Immagina una stanza. Spoglia, se non fosse per un basso che pulsa lento, ossessivo, come un cuore ormai dissociato da chi dovrebbe tenerlo in petto. È la musica che ti trascina, ipnotica, un liquido denso che ti avvolge fino alle narici, e in mezzo a tutto questo caos sospeso c’è Morgan. Un demiurgo, un folle gentiluomo con il piede sinistro – quello giusto, dice – e uno sguardo che sembra sapere tutto di te, anche ciò che non osi ammettere.
Ti sussurra, quasi con tenerezza: “Forse già lo sai, che a volte la follia sembra l’unica via per la felicità.” Lo sai, vero? L’hai sempre saputo. La felicità non è mai stata lì, su un piedistallo ben illuminato, ma giù nel pozzo, dove la luce non arriva e l’aria è umida di paure e desideri repressi. E mentre lo dice, eccolo lì, il "ragazzo chiamato Pazzo", che emerge dal fondo con le mani sporche di terra e un ghigno storto. “Sto meglio in un pozzo che su un piedistallo,” ti dice. E per un attimo lo invidi.
Il basso continua a pulsare, come un colpo sordo dietro il cranio. Non c’è fretta, solo quel ritmo costante che ti spinge avanti, sempre più dentro. “Ho deciso di perdermi nel mondo, anche se sprofondo.” Le parole sono un invito, una promessa distorta. Perderti: ti rendi conto del peso di quella parola? Non è solo smarrirsi, ma cancellarsi, annullare ogni confine. Diventare un’eco nel vuoto. E sai che non c’è ritorno.
La bellezza di tutto questo è devastante. “Prendo tutta la cosmogonia e la butto via.” Ogni cosa che hai creduto, ogni regola, ogni stella del tuo personale firmamento: buttata via con un gesto teatrale, quasi beffardo. E poi? Poi ti butti anche tu, perché che senso avrebbe restare intero, quando tutto intorno si sgretola?
E in questo perdersi, non è forse un lasciarsi andare? Un abbandonare le paure, scorrere come fiumi impetuosi che abbattono ogni ostacolo, mescolandosi alla terra e al cielo? “Lascio che le cose mi portino altrove.” Sì, perché è altrove che troviamo la nostra essenza, un fluire continuo, un danzare con il mondo, una resa totale alla vita che ci circonda.

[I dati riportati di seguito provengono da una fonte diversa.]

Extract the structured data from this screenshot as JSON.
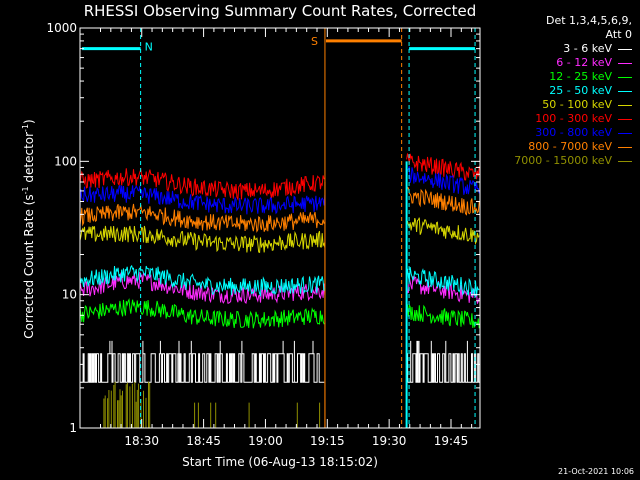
{
  "chart_data": {
    "type": "line",
    "title": "RHESSI Observing Summary Count Rates, Corrected",
    "xlabel": "Start Time (06-Aug-13 18:15:02)",
    "ylabel_main": "Corrected Count Rate (s",
    "ylabel_sup1": "-1",
    "ylabel_mid": " detector",
    "ylabel_sup2": "-1",
    "ylabel_end": ")",
    "y_scale": "log",
    "ylim": [
      1,
      1000
    ],
    "y_ticks": [
      {
        "value": 1,
        "label": "1"
      },
      {
        "value": 10,
        "label": "10"
      },
      {
        "value": 100,
        "label": "100"
      },
      {
        "value": 1000,
        "label": "1000"
      }
    ],
    "x_unit": "minutes after 18:15:02",
    "xlim": [
      0,
      97
    ],
    "x_ticks": [
      {
        "value": 14.97,
        "label": "18:30"
      },
      {
        "value": 29.97,
        "label": "18:45"
      },
      {
        "value": 44.97,
        "label": "19:00"
      },
      {
        "value": 59.97,
        "label": "19:15"
      },
      {
        "value": 74.97,
        "label": "19:30"
      },
      {
        "value": 89.97,
        "label": "19:45"
      }
    ],
    "gap": [
      59.4,
      79.2
    ],
    "legend": {
      "header1": "Det 1,3,4,5,6,9,",
      "header2": "Att 0"
    },
    "series": [
      {
        "name": "3 - 6 keV",
        "color": "#ffffff",
        "low": 2.2,
        "high": 3.6,
        "segment2": [
          2.2,
          3.6
        ]
      },
      {
        "name": "6 - 12 keV",
        "color": "#ff2cff",
        "start": 10.5,
        "peak": 13.0,
        "mid": 10.0,
        "end": 10.8,
        "s2start": 12.0,
        "s2end": 9.8
      },
      {
        "name": "12 - 25 keV",
        "color": "#00ff00",
        "start": 7.0,
        "peak": 8.3,
        "mid": 6.5,
        "end": 7.0,
        "s2start": 7.5,
        "s2end": 6.3
      },
      {
        "name": "25 - 50 keV",
        "color": "#00ffff",
        "start": 12.5,
        "peak": 15.0,
        "mid": 11.5,
        "end": 12.0,
        "s2start": 14.0,
        "s2end": 11.3
      },
      {
        "name": "50 - 100 keV",
        "color": "#d6d600",
        "start": 28.0,
        "peak": 30.0,
        "mid": 24.0,
        "end": 26.0,
        "s2start": 34.0,
        "s2end": 28.0
      },
      {
        "name": "100 - 300 keV",
        "color": "#ff0000",
        "start": 70.0,
        "peak": 80.0,
        "mid": 60.0,
        "end": 70.0,
        "s2start": 100.0,
        "s2end": 80.0
      },
      {
        "name": "300 - 800 keV",
        "color": "#0000ff",
        "start": 55.0,
        "peak": 60.0,
        "mid": 46.0,
        "end": 49.0,
        "s2start": 80.0,
        "s2end": 62.0
      },
      {
        "name": "800 - 7000 keV",
        "color": "#ff8000",
        "start": 38.0,
        "peak": 43.0,
        "mid": 34.0,
        "end": 37.0,
        "s2start": 56.0,
        "s2end": 45.0
      },
      {
        "name": "7000 - 15000 keV",
        "color": "#909000"
      }
    ],
    "annotations": [
      {
        "label": "N",
        "color": "#00ffff",
        "x_start": 0.5,
        "x_end": 14.7,
        "y": 700,
        "vline_x": 14.7,
        "vline2_x": 79.8,
        "x2_start": 79.8,
        "x2_end": 95.8,
        "vline3_x": 95.8
      },
      {
        "label": "S",
        "color": "#ff8000",
        "x_start": 59.4,
        "x_end": 78.0,
        "y": 800,
        "vline_x": 59.4,
        "vline2_x": 78.0
      }
    ],
    "timestamp": "21-Oct-2021 10:06"
  }
}
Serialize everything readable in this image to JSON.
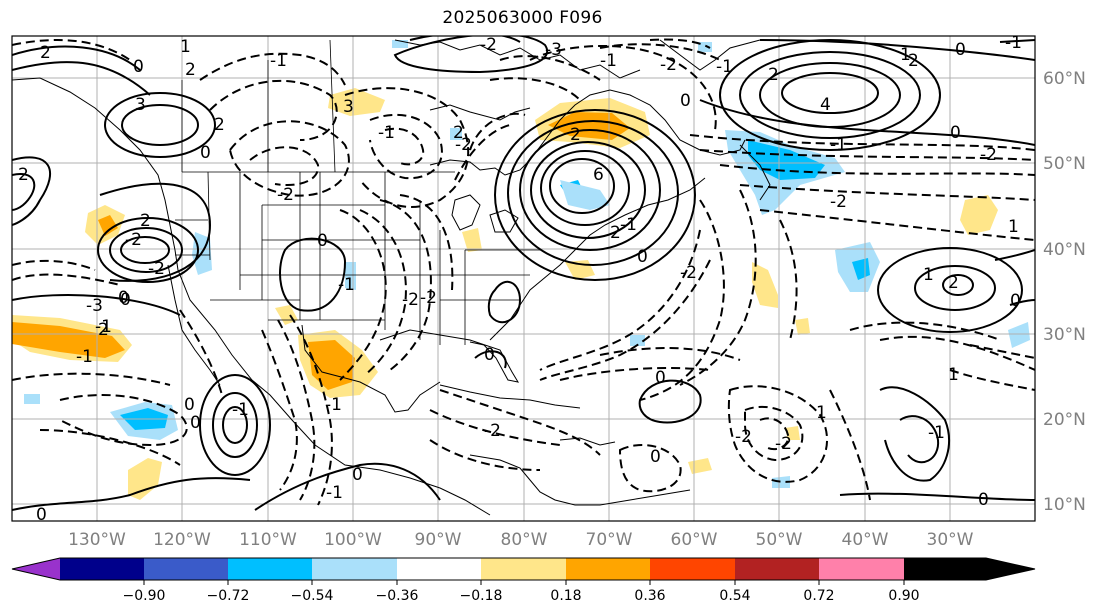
{
  "title": "2025063000 F096",
  "map": {
    "lon_labels": [
      "130°W",
      "120°W",
      "110°W",
      "100°W",
      "90°W",
      "80°W",
      "70°W",
      "60°W",
      "50°W",
      "40°W",
      "30°W"
    ],
    "lat_labels": [
      "60°N",
      "50°N",
      "40°N",
      "30°N",
      "20°N",
      "10°N"
    ],
    "contour_labels": [
      "2",
      "1",
      "2",
      "0",
      "3",
      "2",
      "2",
      "0",
      "-1",
      "-2",
      "3",
      "0",
      "-1",
      "-2",
      "2",
      "4",
      "-2",
      "-3",
      "2",
      "-1",
      "6",
      "2",
      "0",
      "-2",
      "0",
      "-2",
      "-1",
      "2",
      "2",
      "0",
      "-2",
      "-1",
      "0",
      "-2",
      "1",
      "0",
      "2",
      "2",
      "-2",
      "-3",
      "-1",
      "0",
      "-1",
      "-1",
      "0",
      "-2",
      "-2",
      "-2",
      "0",
      "-2",
      "1",
      "-1",
      "0",
      "0",
      "-1",
      "0",
      "-1",
      "1",
      "-2",
      "-2",
      "-1",
      "0",
      "1",
      "0",
      "0",
      "-1",
      "1",
      "2",
      "-1",
      "0"
    ]
  },
  "colorbar": {
    "colors": [
      "#9932cc",
      "#00008b",
      "#3a5bc9",
      "#00bfff",
      "#aae0fa",
      "#ffffff",
      "#ffe68a",
      "#ffa500",
      "#ff4500",
      "#b22222",
      "#ff80aa"
    ],
    "tick_labels": [
      "−0.90",
      "−0.72",
      "−0.54",
      "−0.36",
      "−0.18",
      "0.18",
      "0.36",
      "0.54",
      "0.72",
      "0.90"
    ]
  }
}
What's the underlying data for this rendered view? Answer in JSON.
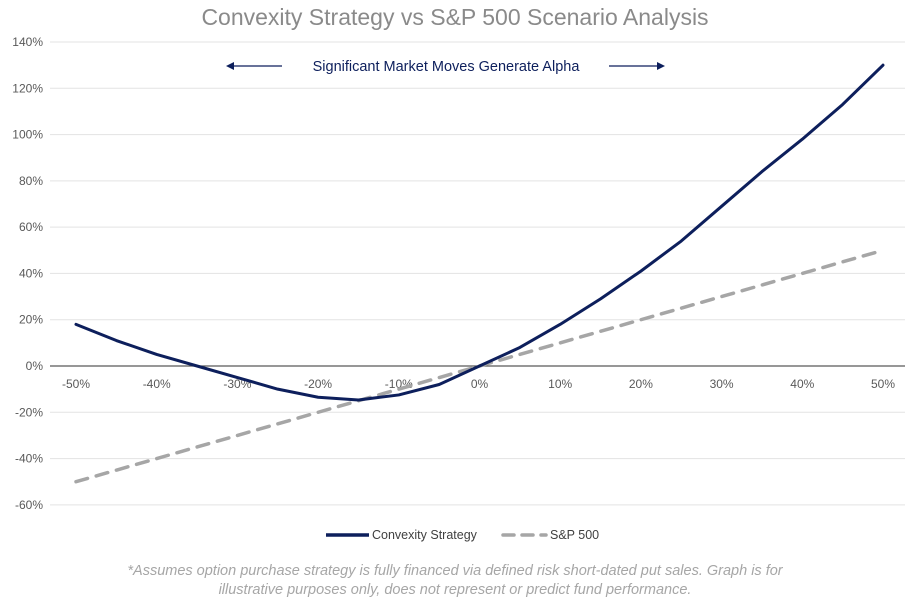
{
  "chart_data": {
    "type": "line",
    "title": "Convexity Strategy vs S&P 500 Scenario Analysis",
    "annotation": "Significant Market Moves Generate Alpha",
    "x": [
      -50,
      -45,
      -40,
      -35,
      -30,
      -25,
      -20,
      -15,
      -10,
      -5,
      0,
      5,
      10,
      15,
      20,
      25,
      30,
      35,
      40,
      45,
      50
    ],
    "x_ticks": [
      "-50%",
      "-40%",
      "-30%",
      "-20%",
      "-10%",
      "0%",
      "10%",
      "20%",
      "30%",
      "40%",
      "50%"
    ],
    "x_tick_values": [
      -50,
      -40,
      -30,
      -20,
      -10,
      0,
      10,
      20,
      30,
      40,
      50
    ],
    "y_ticks": [
      "140%",
      "120%",
      "100%",
      "80%",
      "60%",
      "40%",
      "20%",
      "0%",
      "-20%",
      "-40%",
      "-60%"
    ],
    "y_tick_values": [
      140,
      120,
      100,
      80,
      60,
      40,
      20,
      0,
      -20,
      -40,
      -60
    ],
    "xlim": [
      -50,
      50
    ],
    "ylim": [
      -60,
      140
    ],
    "grid": true,
    "legend": "bottom",
    "series": [
      {
        "name": "Convexity Strategy",
        "color": "#0d1f5c",
        "style": "solid",
        "values": [
          18,
          11,
          5,
          0,
          -5,
          -10,
          -13.5,
          -14.7,
          -12.5,
          -8,
          0,
          8,
          18,
          29,
          41,
          54,
          69,
          84,
          98,
          113,
          130
        ]
      },
      {
        "name": "S&P 500",
        "color": "#a6a6a6",
        "style": "dashed",
        "values": [
          -50,
          -45,
          -40,
          -35,
          -30,
          -25,
          -20,
          -15,
          -10,
          -5,
          0,
          5,
          10,
          15,
          20,
          25,
          30,
          35,
          40,
          45,
          50
        ]
      }
    ]
  },
  "footnote_line1": "*Assumes option purchase strategy is fully financed via defined risk short-dated put sales. Graph is for",
  "footnote_line2": "illustrative purposes only, does not represent or predict fund performance."
}
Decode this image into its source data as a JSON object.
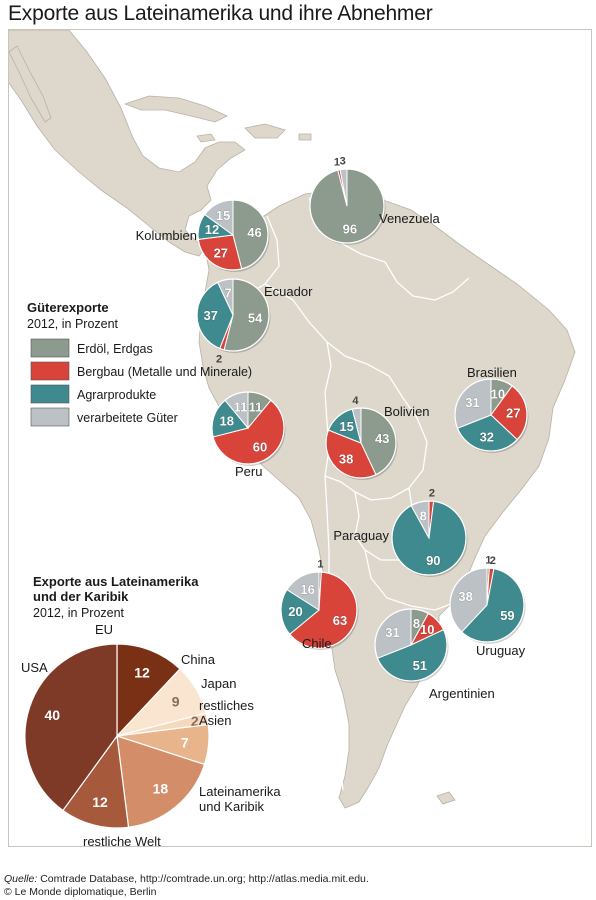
{
  "title": "Exporte aus Lateinamerika und ihre Abnehmer",
  "colors": {
    "oil": "#8d9b8f",
    "mining": "#d8443a",
    "agri": "#3e8a8f",
    "processed": "#bcc1c5",
    "land": "#ddd7cc",
    "land_stroke": "#ffffff",
    "sea": "#ffffff"
  },
  "legend_goods": {
    "heading": "Güterexporte",
    "subheading": "2012, in Prozent",
    "items": [
      {
        "key": "oil",
        "label": "Erdöl, Erdgas"
      },
      {
        "key": "mining",
        "label": "Bergbau (Metalle und Minerale)"
      },
      {
        "key": "agri",
        "label": "Agrarprodukte"
      },
      {
        "key": "processed",
        "label": "verarbeitete Güter"
      }
    ]
  },
  "countries": [
    {
      "name": "Venezuela",
      "slices": {
        "oil": 96,
        "mining": 1,
        "agri": 0,
        "processed": 3
      }
    },
    {
      "name": "Kolumbien",
      "slices": {
        "oil": 46,
        "mining": 27,
        "agri": 12,
        "processed": 15
      }
    },
    {
      "name": "Ecuador",
      "slices": {
        "oil": 54,
        "mining": 2,
        "agri": 37,
        "processed": 7
      }
    },
    {
      "name": "Peru",
      "slices": {
        "oil": 11,
        "mining": 60,
        "agri": 18,
        "processed": 11
      }
    },
    {
      "name": "Bolivien",
      "slices": {
        "oil": 43,
        "mining": 38,
        "agri": 15,
        "processed": 4
      }
    },
    {
      "name": "Brasilien",
      "slices": {
        "oil": 10,
        "mining": 27,
        "agri": 32,
        "processed": 31
      }
    },
    {
      "name": "Paraguay",
      "slices": {
        "oil": 0,
        "mining": 2,
        "agri": 90,
        "processed": 8
      }
    },
    {
      "name": "Chile",
      "slices": {
        "oil": 1,
        "mining": 63,
        "agri": 20,
        "processed": 16
      }
    },
    {
      "name": "Uruguay",
      "slices": {
        "oil": 1,
        "mining": 2,
        "agri": 59,
        "processed": 38
      }
    },
    {
      "name": "Argentinien",
      "slices": {
        "oil": 8,
        "mining": 10,
        "agri": 51,
        "processed": 31
      }
    }
  ],
  "chart_data": {
    "type": "pie",
    "title": "Exporte aus Lateinamerika und der Karibik",
    "subtitle": "2012, in Prozent",
    "slices": [
      {
        "label": "EU",
        "value": 12,
        "color": "#7a3015"
      },
      {
        "label": "China",
        "value": 9,
        "color": "#fae5d0"
      },
      {
        "label": "Japan",
        "value": 2,
        "color": "#f6d9bd"
      },
      {
        "label": "restliches Asien",
        "value": 7,
        "color": "#e7b48c"
      },
      {
        "label": "Lateinamerika und Karibik",
        "value": 18,
        "color": "#d38d69"
      },
      {
        "label": "restliche Welt",
        "value": 12,
        "color": "#a65a3b"
      },
      {
        "label": "USA",
        "value": 40,
        "color": "#7e3a26"
      }
    ],
    "label_lines": {
      "restliches Asien": [
        "restliches",
        "Asien"
      ],
      "Lateinamerika und Karibik": [
        "Lateinamerika",
        "und Karibik"
      ]
    }
  },
  "footer": {
    "source_label": "Quelle:",
    "source_text": "Comtrade Database, http://comtrade.un.org; http://atlas.media.mit.edu.",
    "copyright": "© Le Monde diplomatique, Berlin"
  }
}
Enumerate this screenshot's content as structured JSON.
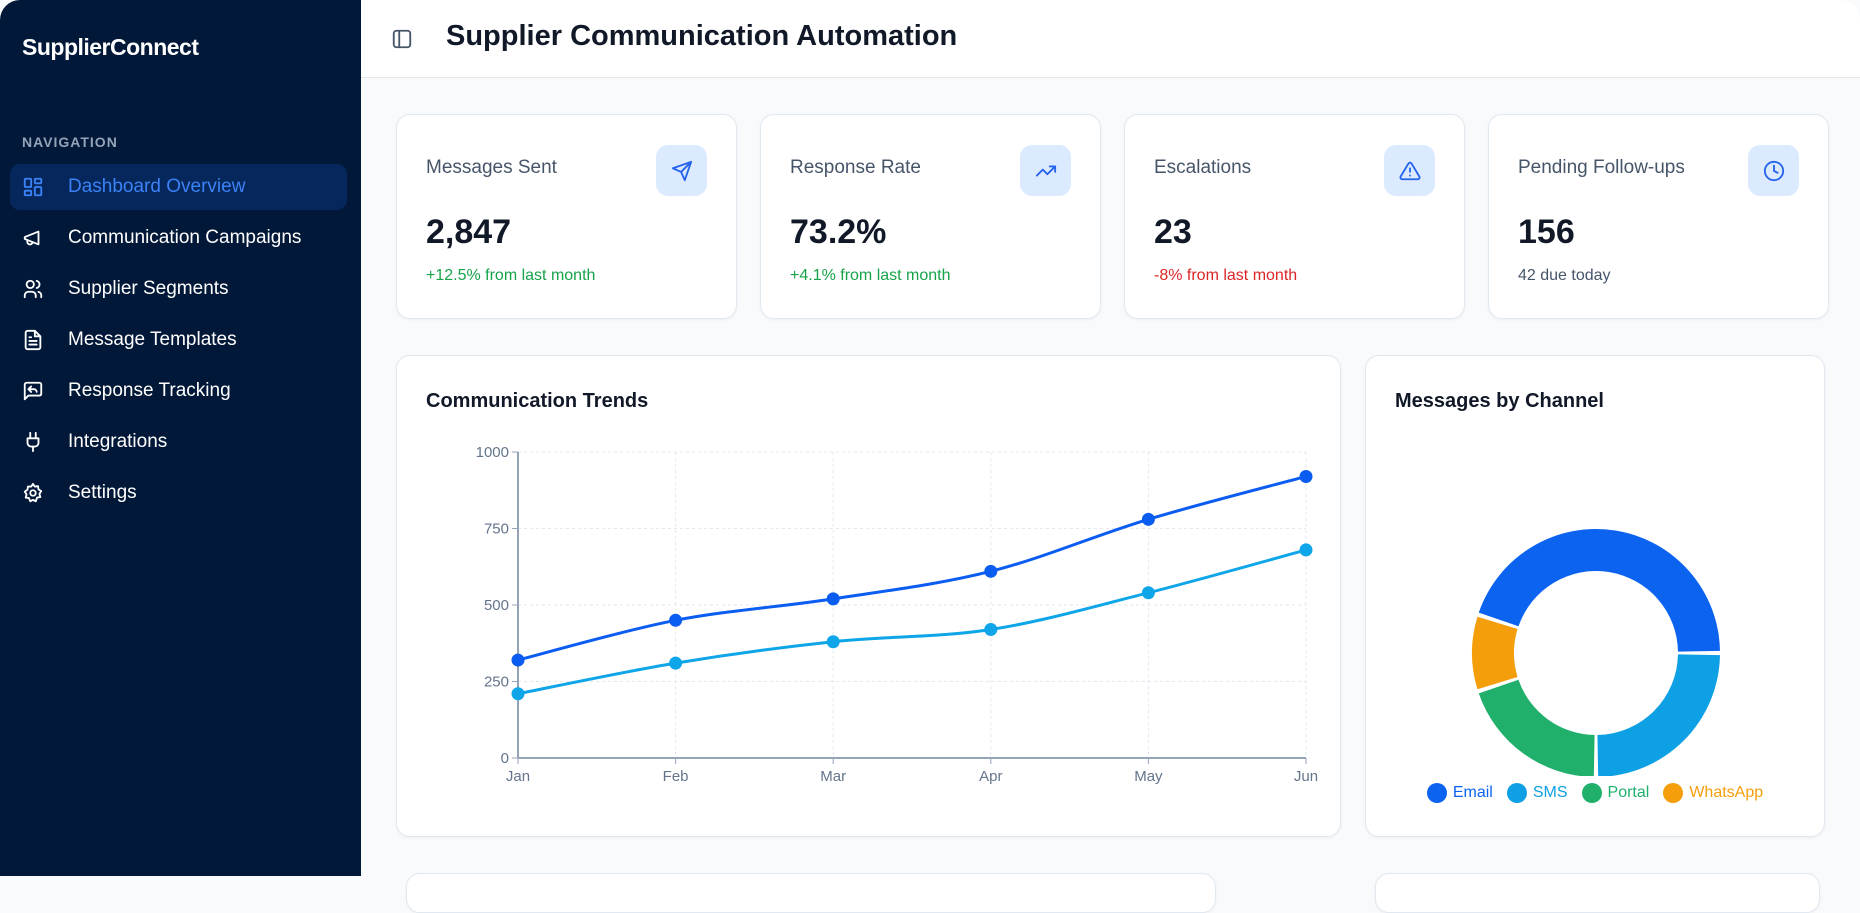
{
  "sidebar": {
    "brand": "SupplierConnect",
    "section": "NAVIGATION",
    "items": [
      {
        "label": "Dashboard Overview",
        "icon": "dashboard-icon",
        "active": true
      },
      {
        "label": "Communication Campaigns",
        "icon": "megaphone-icon"
      },
      {
        "label": "Supplier Segments",
        "icon": "users-icon"
      },
      {
        "label": "Message Templates",
        "icon": "file-text-icon"
      },
      {
        "label": "Response Tracking",
        "icon": "message-reply-icon"
      },
      {
        "label": "Integrations",
        "icon": "plug-icon"
      },
      {
        "label": "Settings",
        "icon": "gear-icon"
      }
    ]
  },
  "header": {
    "title": "Supplier Communication Automation",
    "toggle_icon": "sidebar-toggle-icon"
  },
  "stats": [
    {
      "label": "Messages Sent",
      "value": "2,847",
      "sub": "+12.5% from last month",
      "sub_color": "#16a34a",
      "icon": "send-icon"
    },
    {
      "label": "Response Rate",
      "value": "73.2%",
      "sub": "+4.1% from last month",
      "sub_color": "#16a34a",
      "icon": "trending-up-icon"
    },
    {
      "label": "Escalations",
      "value": "23",
      "sub": "-8% from last month",
      "sub_color": "#dc2626",
      "icon": "alert-triangle-icon"
    },
    {
      "label": "Pending Follow-ups",
      "value": "156",
      "sub": "42 due today",
      "sub_color": "#475569",
      "icon": "clock-icon"
    }
  ],
  "chart_data": [
    {
      "type": "line",
      "title": "Communication Trends",
      "categories": [
        "Jan",
        "Feb",
        "Mar",
        "Apr",
        "May",
        "Jun"
      ],
      "ylim": [
        0,
        1000
      ],
      "yticks": [
        "0",
        "250",
        "500",
        "750",
        "1000"
      ],
      "grid": true,
      "series": [
        {
          "values": [
            320,
            450,
            520,
            610,
            780,
            920
          ],
          "color": "#0b5cf0"
        },
        {
          "values": [
            210,
            310,
            380,
            420,
            540,
            680
          ],
          "color": "#0ea5e9"
        }
      ]
    },
    {
      "type": "pie",
      "title": "Messages by Channel",
      "legend_position": "bottom",
      "labels": [
        "Email",
        "SMS",
        "Portal",
        "WhatsApp"
      ],
      "values": [
        45,
        25,
        20,
        10
      ],
      "colors": [
        "#0b63f0",
        "#0ea0e4",
        "#20b06c",
        "#f59e0b"
      ]
    }
  ]
}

E allora, eccola, l’idea più folle: “Applico alla vita i puntini di sospensione.” Ti rendi conto del genio perverso di questa frase?
I puntini di sospensione non sono un silenzio, ma una ferita. Lasciano spazio all’ignoto, al non detto, a tutto ciò che non osi nemmeno immaginare. È come lasciare la porta aperta sapendo che entreranno gli spettri, ma non importa. Perché nell’incoscienza, come dice Morgan, “non c’è negazione.”
Poi, il colpo finale: “Un ultimo sguardo commosso all’arredamento, e chi s’è visto, s’è visto.” L’arredamento. Ridicolo, vero? La banalità di una stanza contro l’immensità di una fuga cosmica. Ma è qui che sta il grottesco, la bellezza perversa: il disastro si compie nei dettagli più insignificanti. È nell’addio agli oggetti, nella commozione per ciò che hai sempre dato per scontato, che la follia diventa divina.
E allora, dove ti porta tutto questo? Lontano, certo, ma non è questo il punto. Altrove non è un luogo, è uno stato della psiche. È la resa totale, il momento in cui smetti di cercare e lasci che il mondo faccia di te ciò che vuole. Ti sei mai sentito così? Ti sei mai trovato a un passo dal baratro, con il piede sinistro già sollevato, pronto a cadere, o forse a volare?
Morgan ti dà il coraggio di fare quel passo. Di perdere tutto. Di perderti. E mentre il pianoforte cede posto al dolce silenzio, l’eco delle sue parole continua a risuonare: non importa dove.
E tu, avresti il coraggio di lasciare che le cose ti portino altrove, senza opporre resistenza?